For more than 20 years, I was a stay-at-home mom.  During those years, I wrote five books.  Two of them were best sellers.  Together they sold over a million copies.  I was an award-winning, free-lance writer working with several different magazines.  Additionally, I was the room mother for my children’s school classes.I baked cookies and cakes for every event at our church.  I worked at the Fall Festival and did children’s theatre.  I held a weekly Bible study for the neighborhood children.  I taught Bible classes for every age and strip.  I did and taught crafts.  I sewed.  For years, I made all my own clothes and the clothes for my daughters.  On occasion, I even cleaned my house and did the laundry.

I enjoyed every part of these various tasks, except cleaning the house and doing the laundry.  Most of my friends who were also housewives were even more creative and productive than I was.  In short, we were the undocumented workers of the day.  We did what others were not able or did not want to do.  Only difference, we did our work for free–sensing a greater calling than mere housework.  We were molding the next generation of children.  Unfortunately, we usually garnered less respect than the undocumented workers do today.

Understand, my mother was a working mom.  With my father, she ran the family business, Gresham’s Ice Cream Parlor.  My sister, brother and I walked to the shop after school.  We did our homework propping our books and writing paper on tables where the teenagers gathered after school to listen to the jukebox and eat snacks.  After dark, we made pallets on the chest freezers where we slept until the shop closed.

Whether working mothers or stay-at-home moms, the greatest task of every mother must be embeding Christ-like value into our children. Abraham Lincoln said, “All that I am, or hope to be, I owe to my angel mother.”

Though poor, Ida Stover was determined to go to college. She scraped together enough money to attend Lane College in Lecompton, Kan., where she met fellow student David Eisenhower. She was known as a firm but gentle disciplinarian and was deeply religious. It is said she once won a prize for memorizing 1,365 Bible verses. As a pacifist, she was not in favor of her son attending West Point but decided to let him go.

She was the mother of Dwight David Eisenhower, the 34th president of the United States.

Mary Litogot grew up on a farm, and met her future husband, William Ford, when he came to work on their farm. She was 12 and he was 26. They married nine years later. Mary was self-sufficient and a diligent worker. Henry (Ford) later attributed his clean factories to her belief in cleanliness. She encouraged his interest in machines early on. He later said, “I have tried to live my life as my mother would have wished. I believe I have done, as far as I could, just what she hoped for me.”

Mary Ford was Henry Ford’s mother.

Some of the women I have the most respect for are those courageous mothers whose children are born with intellectual disabilities.  At the birth of their children, the dreams and aspirations they have nurtured all their lives dies.  But their hope does not die.  Resilient and brave, they work and teach.  Step by minute step, they struggle and minister to the little ones God has placed in their homes and hearts.
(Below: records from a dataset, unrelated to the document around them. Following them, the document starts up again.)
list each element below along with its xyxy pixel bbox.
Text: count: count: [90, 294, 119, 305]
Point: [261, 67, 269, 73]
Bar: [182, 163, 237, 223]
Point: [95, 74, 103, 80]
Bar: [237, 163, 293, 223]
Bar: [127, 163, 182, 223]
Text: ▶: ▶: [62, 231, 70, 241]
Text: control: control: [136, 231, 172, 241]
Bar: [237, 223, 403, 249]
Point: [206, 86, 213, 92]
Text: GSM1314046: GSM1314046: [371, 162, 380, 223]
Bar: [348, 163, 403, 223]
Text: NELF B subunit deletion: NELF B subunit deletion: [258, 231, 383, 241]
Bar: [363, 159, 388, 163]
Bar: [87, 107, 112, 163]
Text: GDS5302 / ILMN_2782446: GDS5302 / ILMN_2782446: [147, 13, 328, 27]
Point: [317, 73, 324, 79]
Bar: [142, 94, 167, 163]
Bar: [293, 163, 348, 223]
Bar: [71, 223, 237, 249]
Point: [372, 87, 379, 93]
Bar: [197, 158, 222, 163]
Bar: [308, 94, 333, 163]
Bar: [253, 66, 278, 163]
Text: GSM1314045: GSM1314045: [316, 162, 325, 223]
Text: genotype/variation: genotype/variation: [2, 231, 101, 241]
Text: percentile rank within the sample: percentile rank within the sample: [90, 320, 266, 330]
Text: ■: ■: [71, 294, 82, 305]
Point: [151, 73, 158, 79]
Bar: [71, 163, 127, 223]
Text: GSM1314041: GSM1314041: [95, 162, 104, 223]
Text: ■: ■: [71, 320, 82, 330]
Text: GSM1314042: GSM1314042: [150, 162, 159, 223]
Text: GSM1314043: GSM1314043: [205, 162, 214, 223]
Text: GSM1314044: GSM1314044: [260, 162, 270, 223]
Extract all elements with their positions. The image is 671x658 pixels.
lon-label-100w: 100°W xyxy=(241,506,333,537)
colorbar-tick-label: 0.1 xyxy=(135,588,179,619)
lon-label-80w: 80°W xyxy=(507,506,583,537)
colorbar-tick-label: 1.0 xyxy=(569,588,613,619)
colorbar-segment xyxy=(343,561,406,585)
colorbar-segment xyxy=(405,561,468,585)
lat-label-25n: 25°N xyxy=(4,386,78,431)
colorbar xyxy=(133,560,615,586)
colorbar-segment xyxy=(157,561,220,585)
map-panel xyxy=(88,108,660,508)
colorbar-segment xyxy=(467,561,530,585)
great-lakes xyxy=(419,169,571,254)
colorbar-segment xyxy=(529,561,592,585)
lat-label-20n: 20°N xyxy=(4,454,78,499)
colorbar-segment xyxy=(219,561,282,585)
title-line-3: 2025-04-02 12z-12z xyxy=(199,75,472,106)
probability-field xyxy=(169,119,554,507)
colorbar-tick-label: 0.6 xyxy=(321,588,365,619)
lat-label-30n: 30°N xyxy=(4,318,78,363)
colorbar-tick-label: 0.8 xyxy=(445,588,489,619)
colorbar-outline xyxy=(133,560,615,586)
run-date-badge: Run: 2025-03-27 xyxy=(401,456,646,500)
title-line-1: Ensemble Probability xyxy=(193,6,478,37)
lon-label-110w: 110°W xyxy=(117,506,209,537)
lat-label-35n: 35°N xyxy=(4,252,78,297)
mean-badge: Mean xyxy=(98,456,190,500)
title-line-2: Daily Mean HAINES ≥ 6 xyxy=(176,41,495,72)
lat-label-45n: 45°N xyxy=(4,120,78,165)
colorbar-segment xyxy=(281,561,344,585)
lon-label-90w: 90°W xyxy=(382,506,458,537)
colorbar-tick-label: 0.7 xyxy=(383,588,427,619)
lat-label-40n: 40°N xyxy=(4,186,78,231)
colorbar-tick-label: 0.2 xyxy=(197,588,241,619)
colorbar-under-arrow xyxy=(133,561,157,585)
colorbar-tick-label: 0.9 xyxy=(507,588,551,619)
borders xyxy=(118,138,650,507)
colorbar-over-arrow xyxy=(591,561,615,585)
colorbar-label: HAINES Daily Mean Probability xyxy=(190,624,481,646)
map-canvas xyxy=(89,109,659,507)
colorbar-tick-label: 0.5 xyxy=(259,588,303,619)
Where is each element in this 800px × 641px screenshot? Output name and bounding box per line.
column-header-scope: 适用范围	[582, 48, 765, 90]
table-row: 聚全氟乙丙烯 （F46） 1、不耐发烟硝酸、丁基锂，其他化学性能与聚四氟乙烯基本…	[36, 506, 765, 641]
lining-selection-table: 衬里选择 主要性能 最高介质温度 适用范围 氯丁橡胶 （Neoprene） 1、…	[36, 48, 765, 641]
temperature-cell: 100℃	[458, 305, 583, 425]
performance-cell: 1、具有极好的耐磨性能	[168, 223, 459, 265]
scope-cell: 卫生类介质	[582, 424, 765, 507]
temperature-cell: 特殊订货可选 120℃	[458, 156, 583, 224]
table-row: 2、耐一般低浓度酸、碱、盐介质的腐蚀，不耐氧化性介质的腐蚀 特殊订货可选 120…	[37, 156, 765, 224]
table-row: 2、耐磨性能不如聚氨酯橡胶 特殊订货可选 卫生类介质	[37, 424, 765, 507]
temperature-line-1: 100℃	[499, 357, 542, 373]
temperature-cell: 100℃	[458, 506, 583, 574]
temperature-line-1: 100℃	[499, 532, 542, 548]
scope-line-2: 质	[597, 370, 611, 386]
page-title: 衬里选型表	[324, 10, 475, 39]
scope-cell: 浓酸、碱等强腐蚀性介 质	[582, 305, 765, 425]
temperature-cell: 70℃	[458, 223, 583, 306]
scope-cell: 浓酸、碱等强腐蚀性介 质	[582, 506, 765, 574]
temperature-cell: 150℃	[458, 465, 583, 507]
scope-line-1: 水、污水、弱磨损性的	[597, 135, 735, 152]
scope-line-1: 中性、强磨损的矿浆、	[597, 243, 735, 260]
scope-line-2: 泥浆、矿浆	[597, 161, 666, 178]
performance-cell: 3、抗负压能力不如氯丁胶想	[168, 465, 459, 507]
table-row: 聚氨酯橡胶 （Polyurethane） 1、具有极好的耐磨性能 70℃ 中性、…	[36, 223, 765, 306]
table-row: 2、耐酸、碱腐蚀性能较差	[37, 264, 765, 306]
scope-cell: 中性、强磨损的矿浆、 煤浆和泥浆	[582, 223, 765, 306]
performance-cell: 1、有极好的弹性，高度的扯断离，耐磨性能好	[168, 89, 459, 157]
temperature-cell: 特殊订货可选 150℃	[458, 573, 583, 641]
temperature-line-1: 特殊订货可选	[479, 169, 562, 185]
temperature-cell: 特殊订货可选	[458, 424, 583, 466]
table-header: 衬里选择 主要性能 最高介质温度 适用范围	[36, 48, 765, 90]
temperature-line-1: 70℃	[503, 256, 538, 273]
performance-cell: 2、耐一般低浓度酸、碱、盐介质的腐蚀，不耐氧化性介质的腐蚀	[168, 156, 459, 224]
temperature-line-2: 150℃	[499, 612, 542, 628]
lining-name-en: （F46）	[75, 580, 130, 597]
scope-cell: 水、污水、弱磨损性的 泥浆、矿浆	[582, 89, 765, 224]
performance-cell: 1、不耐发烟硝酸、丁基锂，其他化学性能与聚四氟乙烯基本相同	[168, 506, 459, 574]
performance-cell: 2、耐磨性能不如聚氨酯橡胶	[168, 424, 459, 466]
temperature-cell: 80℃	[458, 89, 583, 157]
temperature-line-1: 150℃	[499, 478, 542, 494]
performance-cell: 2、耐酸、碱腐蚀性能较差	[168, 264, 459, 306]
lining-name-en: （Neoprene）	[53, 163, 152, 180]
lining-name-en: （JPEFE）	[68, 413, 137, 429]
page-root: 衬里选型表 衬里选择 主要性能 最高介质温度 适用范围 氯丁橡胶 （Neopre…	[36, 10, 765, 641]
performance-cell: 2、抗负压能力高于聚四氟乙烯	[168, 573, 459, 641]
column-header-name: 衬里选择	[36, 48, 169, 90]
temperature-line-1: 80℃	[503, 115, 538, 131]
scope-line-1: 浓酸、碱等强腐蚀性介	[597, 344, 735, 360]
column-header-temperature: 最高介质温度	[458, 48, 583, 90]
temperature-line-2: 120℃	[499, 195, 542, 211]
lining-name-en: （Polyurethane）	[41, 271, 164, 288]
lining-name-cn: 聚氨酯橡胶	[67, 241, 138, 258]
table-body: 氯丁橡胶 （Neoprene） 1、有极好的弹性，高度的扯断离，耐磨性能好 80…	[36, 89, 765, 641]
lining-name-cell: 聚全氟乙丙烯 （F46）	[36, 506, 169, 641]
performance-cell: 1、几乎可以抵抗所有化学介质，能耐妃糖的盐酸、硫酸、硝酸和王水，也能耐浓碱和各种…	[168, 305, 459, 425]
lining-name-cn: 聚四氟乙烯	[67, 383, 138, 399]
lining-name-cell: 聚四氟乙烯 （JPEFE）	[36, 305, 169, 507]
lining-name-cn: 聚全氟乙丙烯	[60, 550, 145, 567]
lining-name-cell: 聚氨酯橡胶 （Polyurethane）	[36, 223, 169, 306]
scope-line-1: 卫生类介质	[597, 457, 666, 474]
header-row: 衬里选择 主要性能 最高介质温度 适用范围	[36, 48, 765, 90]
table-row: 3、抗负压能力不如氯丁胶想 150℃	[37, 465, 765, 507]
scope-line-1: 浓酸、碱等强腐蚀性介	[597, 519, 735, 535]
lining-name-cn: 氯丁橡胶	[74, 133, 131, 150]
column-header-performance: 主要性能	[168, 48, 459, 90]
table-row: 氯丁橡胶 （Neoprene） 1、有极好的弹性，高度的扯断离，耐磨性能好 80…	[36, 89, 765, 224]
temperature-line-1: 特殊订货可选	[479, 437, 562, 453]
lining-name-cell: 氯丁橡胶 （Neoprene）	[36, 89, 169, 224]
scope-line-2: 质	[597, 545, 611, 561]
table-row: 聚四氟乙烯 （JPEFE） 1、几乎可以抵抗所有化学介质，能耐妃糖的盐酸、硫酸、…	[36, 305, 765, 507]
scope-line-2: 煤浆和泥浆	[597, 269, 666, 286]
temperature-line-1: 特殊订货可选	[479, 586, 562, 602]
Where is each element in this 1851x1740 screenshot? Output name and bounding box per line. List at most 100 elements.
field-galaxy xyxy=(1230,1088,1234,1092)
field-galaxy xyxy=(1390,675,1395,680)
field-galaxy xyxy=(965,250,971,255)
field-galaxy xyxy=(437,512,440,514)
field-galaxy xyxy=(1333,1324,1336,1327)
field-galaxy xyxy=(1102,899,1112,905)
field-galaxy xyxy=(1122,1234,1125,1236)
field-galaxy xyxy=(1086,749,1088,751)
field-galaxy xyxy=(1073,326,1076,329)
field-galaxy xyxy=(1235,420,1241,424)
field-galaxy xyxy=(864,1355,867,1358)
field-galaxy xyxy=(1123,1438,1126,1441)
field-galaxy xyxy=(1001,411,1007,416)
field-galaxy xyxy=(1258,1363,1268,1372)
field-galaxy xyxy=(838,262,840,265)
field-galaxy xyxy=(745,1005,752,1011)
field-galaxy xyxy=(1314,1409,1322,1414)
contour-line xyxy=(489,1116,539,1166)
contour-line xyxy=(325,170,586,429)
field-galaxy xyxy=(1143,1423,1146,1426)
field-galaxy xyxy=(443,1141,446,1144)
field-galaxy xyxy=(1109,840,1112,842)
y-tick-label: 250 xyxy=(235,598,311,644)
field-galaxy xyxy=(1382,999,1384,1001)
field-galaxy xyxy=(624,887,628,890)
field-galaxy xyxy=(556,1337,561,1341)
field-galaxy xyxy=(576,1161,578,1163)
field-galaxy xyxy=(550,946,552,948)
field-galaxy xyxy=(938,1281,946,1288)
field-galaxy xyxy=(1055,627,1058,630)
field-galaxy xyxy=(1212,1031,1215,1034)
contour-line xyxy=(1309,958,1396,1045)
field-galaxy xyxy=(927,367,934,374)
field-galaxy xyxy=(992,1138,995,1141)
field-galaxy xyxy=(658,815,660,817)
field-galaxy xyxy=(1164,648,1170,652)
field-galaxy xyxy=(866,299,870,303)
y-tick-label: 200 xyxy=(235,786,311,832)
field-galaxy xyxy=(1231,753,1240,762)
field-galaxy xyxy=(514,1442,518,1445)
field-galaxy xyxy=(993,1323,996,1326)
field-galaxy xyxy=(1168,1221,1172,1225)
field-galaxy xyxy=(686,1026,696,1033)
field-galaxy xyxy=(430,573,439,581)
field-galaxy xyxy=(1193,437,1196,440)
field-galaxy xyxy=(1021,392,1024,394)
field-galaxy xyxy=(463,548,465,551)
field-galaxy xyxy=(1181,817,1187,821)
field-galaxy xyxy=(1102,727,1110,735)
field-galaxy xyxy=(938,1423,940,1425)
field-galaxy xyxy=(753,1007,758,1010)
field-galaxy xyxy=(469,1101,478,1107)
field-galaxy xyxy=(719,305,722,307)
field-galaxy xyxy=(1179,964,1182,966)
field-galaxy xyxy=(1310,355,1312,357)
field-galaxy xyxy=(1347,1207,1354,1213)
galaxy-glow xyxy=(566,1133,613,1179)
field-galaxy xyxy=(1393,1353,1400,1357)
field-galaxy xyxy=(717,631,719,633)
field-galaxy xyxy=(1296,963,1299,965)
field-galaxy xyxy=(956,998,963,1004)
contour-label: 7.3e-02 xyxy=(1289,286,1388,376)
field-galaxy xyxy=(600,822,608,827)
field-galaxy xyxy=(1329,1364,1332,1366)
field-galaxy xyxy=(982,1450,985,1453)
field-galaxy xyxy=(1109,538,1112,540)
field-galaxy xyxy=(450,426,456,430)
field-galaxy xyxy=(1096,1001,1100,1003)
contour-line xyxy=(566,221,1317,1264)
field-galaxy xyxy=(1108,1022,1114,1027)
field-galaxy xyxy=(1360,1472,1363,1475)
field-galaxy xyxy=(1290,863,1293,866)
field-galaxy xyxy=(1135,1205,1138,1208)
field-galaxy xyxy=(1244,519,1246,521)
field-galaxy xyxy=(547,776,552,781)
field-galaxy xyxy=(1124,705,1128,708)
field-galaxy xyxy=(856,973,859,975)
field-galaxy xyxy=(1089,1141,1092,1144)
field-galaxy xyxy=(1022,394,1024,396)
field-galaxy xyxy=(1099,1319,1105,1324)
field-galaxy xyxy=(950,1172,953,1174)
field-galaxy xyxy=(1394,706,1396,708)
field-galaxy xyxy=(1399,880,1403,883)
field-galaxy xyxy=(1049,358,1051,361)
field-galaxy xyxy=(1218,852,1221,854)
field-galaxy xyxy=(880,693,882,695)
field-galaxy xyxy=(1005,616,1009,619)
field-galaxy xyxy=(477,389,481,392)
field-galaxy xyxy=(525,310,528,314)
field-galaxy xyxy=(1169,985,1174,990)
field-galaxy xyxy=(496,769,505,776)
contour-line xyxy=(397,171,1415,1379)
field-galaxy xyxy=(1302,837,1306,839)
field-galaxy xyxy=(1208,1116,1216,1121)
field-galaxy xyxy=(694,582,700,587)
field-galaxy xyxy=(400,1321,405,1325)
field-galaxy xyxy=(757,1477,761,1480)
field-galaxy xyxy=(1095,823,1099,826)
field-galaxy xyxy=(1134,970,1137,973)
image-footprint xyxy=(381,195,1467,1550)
Yes, the moms who harbor future presidents and great inventors are wonderful.  However,  it is the mothers who daily work to bring their little ones with disabilities into their fullest potential that I honor and respect the most.

As a mother, what was your greatest accomplishment?  What about your mother?  How did she inspire you?

Quoted information from Mothers: 100 Mothers of the Famous and Infamous, edited by Richard, Ehrlich, Paddington Press, Ltd.